Some men must have passion and young huntresses with long thighs, or glamorous stars — who, by the way, blow their noses in handkerchiefs and do not produce pearls. That is their affair, and much good may it do them. Speaking for myself, my mother is all I want — especially Maman in her old age, with her white hair and her enthusiastic chatter about things I already knew by heart. What I want is my old mother, my mother with the false teeth which she wore during the last years of her life and which she used to wash under the tap. She was so sweet without her false teeth, so defenseless, innocent and harmless as a gummy babe, childlike, her pronunciation distorted, and with motherly coyness she would stifle her laughter and put her hand in front of the gap in her mouth. With her alone I was not alone. Now I am alone with everyone.

With those I love most dearly — friends, daughter, and loving women — I always have to pretend a little, conceal a little. With my mother I had only to be what I was, with my anguish, my failings, my afflictions of the body and the soul. She did not love me less. My mother’s incomparable love.

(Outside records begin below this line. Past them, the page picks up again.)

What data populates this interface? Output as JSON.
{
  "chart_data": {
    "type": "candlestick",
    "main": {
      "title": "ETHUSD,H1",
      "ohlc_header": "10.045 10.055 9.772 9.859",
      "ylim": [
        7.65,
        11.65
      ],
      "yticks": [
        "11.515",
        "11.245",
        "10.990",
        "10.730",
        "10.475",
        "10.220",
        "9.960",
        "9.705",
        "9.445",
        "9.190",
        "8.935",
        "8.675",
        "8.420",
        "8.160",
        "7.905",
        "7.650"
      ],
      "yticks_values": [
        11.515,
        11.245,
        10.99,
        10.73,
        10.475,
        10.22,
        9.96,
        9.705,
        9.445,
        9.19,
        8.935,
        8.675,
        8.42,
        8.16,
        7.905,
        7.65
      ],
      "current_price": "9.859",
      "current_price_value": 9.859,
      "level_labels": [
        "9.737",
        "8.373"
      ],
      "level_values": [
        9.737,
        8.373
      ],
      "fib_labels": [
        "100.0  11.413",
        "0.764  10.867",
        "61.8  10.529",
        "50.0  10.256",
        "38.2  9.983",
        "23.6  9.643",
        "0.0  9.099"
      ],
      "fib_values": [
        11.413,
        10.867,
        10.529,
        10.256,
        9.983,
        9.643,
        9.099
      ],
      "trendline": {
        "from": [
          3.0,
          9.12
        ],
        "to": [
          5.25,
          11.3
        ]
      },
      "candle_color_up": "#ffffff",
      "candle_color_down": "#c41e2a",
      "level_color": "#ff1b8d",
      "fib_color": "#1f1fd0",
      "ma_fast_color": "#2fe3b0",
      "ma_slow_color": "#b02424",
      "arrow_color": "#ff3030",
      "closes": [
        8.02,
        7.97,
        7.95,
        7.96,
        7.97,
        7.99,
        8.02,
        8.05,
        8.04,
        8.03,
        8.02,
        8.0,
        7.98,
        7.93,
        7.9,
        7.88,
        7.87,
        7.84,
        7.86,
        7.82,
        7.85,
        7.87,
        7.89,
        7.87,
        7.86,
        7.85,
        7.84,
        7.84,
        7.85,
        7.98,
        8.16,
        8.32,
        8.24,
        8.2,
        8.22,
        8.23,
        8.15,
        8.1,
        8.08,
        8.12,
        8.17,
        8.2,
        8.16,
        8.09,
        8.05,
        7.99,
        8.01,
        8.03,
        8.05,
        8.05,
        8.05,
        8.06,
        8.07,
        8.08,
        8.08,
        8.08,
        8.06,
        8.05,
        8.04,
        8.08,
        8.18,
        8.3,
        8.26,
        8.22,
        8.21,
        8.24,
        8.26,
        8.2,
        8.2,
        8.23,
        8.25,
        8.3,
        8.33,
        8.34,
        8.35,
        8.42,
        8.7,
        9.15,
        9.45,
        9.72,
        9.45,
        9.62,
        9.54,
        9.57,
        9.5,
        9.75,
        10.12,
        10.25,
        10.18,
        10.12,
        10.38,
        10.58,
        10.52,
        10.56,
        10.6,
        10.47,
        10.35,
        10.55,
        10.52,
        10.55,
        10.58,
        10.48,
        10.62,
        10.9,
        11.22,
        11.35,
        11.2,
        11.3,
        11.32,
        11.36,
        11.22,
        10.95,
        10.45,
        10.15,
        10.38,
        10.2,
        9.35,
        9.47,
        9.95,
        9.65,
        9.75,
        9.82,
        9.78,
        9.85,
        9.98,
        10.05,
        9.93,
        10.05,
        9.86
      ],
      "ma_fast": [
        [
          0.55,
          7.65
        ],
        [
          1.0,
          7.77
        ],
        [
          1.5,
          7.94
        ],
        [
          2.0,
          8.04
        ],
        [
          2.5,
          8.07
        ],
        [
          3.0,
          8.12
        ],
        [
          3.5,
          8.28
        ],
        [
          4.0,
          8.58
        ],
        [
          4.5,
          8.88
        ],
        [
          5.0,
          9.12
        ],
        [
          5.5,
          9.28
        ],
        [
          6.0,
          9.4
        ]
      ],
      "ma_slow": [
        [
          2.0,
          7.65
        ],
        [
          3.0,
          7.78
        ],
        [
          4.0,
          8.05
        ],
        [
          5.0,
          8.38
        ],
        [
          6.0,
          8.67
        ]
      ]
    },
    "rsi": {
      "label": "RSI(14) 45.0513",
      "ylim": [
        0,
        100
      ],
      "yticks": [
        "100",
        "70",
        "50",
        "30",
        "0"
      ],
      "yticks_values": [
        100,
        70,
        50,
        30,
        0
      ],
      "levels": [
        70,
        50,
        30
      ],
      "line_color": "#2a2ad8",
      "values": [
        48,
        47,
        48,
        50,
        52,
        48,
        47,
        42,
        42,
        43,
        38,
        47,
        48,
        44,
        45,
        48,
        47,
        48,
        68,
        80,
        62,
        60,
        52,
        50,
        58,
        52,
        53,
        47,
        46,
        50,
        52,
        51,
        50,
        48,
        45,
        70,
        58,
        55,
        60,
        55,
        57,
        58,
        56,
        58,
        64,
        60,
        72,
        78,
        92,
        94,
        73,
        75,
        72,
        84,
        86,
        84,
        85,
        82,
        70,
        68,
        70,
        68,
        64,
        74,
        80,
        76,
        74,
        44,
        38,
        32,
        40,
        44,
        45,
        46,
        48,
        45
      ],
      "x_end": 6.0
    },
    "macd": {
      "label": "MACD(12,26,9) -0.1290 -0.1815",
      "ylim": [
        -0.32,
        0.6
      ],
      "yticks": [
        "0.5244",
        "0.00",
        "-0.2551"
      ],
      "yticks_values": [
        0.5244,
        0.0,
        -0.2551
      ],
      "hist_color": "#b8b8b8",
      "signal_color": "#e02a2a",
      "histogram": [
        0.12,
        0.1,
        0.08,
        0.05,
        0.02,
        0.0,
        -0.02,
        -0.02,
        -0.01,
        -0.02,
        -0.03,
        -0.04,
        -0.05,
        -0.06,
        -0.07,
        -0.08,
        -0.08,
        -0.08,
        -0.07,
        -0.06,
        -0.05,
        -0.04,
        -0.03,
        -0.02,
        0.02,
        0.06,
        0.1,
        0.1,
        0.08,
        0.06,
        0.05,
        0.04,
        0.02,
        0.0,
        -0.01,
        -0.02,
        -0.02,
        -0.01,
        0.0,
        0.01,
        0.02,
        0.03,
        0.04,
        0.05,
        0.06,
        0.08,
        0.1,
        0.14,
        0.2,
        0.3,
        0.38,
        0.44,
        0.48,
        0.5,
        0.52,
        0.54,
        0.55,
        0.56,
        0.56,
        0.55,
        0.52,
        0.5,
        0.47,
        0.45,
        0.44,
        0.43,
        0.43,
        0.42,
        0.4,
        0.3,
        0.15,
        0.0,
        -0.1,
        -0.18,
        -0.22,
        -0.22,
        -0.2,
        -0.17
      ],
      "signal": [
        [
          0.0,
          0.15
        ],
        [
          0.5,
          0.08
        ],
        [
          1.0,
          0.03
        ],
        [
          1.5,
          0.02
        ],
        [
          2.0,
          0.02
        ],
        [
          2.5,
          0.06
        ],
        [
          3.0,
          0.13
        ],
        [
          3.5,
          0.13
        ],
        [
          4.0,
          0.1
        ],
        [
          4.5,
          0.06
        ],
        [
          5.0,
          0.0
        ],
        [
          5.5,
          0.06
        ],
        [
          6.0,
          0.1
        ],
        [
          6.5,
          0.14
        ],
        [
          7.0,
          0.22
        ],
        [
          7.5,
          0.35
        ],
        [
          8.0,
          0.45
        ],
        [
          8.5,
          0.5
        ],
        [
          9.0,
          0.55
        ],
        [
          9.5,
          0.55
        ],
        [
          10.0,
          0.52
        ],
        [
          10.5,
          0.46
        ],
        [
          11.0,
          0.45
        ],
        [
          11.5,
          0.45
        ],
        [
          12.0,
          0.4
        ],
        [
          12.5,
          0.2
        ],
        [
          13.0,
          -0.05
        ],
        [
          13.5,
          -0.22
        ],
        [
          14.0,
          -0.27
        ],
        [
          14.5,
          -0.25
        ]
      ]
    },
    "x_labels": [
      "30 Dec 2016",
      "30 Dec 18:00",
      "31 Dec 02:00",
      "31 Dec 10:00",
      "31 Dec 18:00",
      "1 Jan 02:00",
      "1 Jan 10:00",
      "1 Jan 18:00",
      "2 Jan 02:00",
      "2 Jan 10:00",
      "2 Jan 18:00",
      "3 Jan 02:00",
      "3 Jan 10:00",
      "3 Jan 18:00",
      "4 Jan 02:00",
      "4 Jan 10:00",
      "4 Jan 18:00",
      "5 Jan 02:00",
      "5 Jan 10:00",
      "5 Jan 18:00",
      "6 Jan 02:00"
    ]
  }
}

With her alone I could have lived far from the world. Never, like others, would she have thought, “He has stopped publishing books” or “He is getting old.” No. “My son,” she would have said trustingly to herself. And so, lifting up my eyes, which bear the noble mark of your goodness, and cutting through the immensity of space and silence, I reciprocate that act of faith, and I say to you gravely, “Maman.”

XIII

OH, HER TEARS at the station in Geneva on the evening she left for Marseilles, while the engine shrieked like a madwoman in despair, clanked and belched steam from under the axles! At the carriage door she gazed at me so tenderly, wild eyed and distraught, no longer worried about appearing smart and well dressed. She knew that she was leaving me for a whole year and that a gulf which now I hate separated my life from her own humble life. Oh, the tearful blessing of my mother at the carriage door, my mother looking at me so intently, my mother suddenly so old, beaten, her hair disheveled and her hat absurdly askew! Oh, the blessing of my mother, defenseless, discomfited, wretched, vanquished, an outcast, so dependent and lowly, a little crazy in her distress, a little unhinged by her distress! Over now, the wonder of being together, the pitiful festival of her life. Oh, her panic-stricken distress at the carriage door of the train, which was starting to move, which was about to bear her away toward her life of solitude, which was bearing her away, powerless and condemned, far from her son, while she blessed me and wept and stammered thanks! Strange that I did not take her tears seriously enough. Strange that only now do I realize that my mother was a human being, someone apart from myself, someone who truly suffered. Perhaps that very evening I would go to see my lover.